Peace between the warring nations of Veil and Ryllion is hard to come by, but it has been maintained by an ancient order known as the Rangers of the Divide. The Rangers reside in the borderlands between the two nations, never to leave their post unless a crisis presents itself.
So why has a detachment of Rangers completely disappeared without a word?
A small group of cadets is left wondering how to protect their outpost without the guidance of their instructors. Only their Commander remains, and learning teamwork in the face of low-level threats proves to be difficult. How will their Commander lead them to take on a global threat–especially when he seems to know more about the situation than he’s letting on?
From a 10,000 foot view, Rangers of the Divide promises to be a strong entry in the world of sci-fi/fantasy comics. The world that one-woman-show Megan Huang creates with her writing and art is visually engaging and inviting. The Avatar-esque designs are unique and lure the reader to linger on the pages to take in the atmosphere. The world to which we are introduced sets up believable tension while not overwhelming us with exposition and rules.

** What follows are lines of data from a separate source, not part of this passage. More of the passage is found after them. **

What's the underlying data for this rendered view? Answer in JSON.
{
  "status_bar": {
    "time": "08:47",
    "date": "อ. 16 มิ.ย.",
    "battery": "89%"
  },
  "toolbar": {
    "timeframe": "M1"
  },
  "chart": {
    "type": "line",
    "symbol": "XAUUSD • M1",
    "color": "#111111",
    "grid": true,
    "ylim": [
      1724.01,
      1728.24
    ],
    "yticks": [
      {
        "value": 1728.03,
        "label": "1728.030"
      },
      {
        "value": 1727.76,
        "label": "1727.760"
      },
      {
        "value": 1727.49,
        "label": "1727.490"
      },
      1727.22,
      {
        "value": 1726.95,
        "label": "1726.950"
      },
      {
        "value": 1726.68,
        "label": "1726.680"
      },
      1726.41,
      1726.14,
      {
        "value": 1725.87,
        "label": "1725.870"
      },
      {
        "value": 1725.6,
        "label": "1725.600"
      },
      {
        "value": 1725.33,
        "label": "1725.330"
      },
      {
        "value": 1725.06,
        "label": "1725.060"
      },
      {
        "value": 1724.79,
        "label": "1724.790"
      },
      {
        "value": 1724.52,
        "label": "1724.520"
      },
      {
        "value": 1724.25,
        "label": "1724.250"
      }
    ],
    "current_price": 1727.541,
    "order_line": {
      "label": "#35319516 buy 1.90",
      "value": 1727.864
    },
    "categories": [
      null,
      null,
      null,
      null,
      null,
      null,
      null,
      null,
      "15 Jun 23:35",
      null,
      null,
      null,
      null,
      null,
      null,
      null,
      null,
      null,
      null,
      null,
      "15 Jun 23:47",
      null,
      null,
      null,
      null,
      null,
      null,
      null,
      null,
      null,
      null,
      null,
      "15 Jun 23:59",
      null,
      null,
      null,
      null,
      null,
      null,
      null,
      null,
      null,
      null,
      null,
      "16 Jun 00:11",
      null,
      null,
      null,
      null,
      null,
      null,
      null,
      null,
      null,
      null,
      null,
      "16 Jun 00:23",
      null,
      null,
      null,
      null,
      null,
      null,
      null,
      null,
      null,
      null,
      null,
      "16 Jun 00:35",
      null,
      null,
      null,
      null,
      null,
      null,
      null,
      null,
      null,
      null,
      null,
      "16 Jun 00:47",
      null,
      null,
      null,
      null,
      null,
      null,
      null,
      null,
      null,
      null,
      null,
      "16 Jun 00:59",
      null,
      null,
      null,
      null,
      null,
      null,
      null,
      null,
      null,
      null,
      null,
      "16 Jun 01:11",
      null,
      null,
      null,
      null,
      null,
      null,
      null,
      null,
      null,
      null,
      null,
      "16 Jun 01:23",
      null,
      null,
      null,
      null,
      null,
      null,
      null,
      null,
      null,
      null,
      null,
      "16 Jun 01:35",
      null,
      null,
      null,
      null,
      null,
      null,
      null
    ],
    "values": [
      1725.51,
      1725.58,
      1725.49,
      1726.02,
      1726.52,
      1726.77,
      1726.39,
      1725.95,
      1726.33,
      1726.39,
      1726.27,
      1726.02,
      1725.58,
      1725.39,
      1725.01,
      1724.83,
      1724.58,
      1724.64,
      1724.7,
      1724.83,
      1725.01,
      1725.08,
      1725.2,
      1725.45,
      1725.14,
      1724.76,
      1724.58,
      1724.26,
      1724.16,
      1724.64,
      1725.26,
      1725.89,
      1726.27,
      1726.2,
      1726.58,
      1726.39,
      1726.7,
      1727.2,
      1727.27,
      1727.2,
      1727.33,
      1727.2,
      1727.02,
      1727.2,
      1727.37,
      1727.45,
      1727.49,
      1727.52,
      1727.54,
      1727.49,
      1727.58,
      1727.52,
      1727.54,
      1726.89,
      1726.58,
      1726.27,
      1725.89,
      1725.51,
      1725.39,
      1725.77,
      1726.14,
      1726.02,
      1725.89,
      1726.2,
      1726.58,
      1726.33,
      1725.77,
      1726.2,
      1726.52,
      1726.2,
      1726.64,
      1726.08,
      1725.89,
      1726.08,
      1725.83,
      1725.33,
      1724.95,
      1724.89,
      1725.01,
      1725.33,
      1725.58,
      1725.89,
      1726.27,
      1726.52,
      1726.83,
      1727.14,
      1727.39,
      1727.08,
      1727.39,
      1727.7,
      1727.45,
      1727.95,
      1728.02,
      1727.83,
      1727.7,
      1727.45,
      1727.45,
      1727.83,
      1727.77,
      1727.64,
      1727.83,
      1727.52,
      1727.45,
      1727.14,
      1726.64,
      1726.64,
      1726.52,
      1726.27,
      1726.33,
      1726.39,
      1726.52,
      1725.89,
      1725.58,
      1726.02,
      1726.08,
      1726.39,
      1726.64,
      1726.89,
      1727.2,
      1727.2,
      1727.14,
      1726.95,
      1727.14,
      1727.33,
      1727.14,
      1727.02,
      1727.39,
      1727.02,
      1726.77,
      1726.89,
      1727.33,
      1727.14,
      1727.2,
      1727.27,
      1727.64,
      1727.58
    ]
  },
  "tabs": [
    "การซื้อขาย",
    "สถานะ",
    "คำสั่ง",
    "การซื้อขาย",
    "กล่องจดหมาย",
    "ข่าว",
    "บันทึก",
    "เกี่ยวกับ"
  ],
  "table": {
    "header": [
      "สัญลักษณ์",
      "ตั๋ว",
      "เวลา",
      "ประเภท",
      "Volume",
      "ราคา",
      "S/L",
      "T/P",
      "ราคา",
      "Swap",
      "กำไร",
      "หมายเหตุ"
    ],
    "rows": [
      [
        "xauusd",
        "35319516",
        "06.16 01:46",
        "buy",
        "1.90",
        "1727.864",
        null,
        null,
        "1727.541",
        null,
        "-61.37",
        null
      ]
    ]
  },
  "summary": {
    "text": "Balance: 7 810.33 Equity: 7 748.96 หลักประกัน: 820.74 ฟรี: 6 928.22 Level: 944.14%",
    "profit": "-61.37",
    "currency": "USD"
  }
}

The various characters we meet all have distinct personalities and voices, and their designs add a unique element that complement the dragons they ride into battle. Additionally, the drama and the stakes that permeate this first issue move the story at a break-neck pace that require us to keep coming back for more. Why did the other Rangers disappear? How will the cadets work together? What does the Commander really know? All of these questions pique our curiosity that can only be satiated by continuing to invest in subsequent issues.
Getting a little closer to the surface, though, brings up a few faults. The biggest quibble I had with this book was that, while the world-building was kept at a respectable minimum, the cast of characters felt a little bloated. I appreciated our time to get to know the Commander and cadet Elsie, but there was a good amount of supporting cast that we don’t really get much time to know. In the end, I didn’t quite have any characters to latch onto. There were some action sequences where the art was a little unclear, and I’m a little on the fence about the practicality of the tail weapon that the Rangers employ.
Overall, Rangers of the Divide provides a fun, engaging universe that should appeal to fans of stories like Avatar and Attack on Titan. There may be a few bumps on our dragon-fueled ride, but the tension introduced in this first issue makes this worth checking out.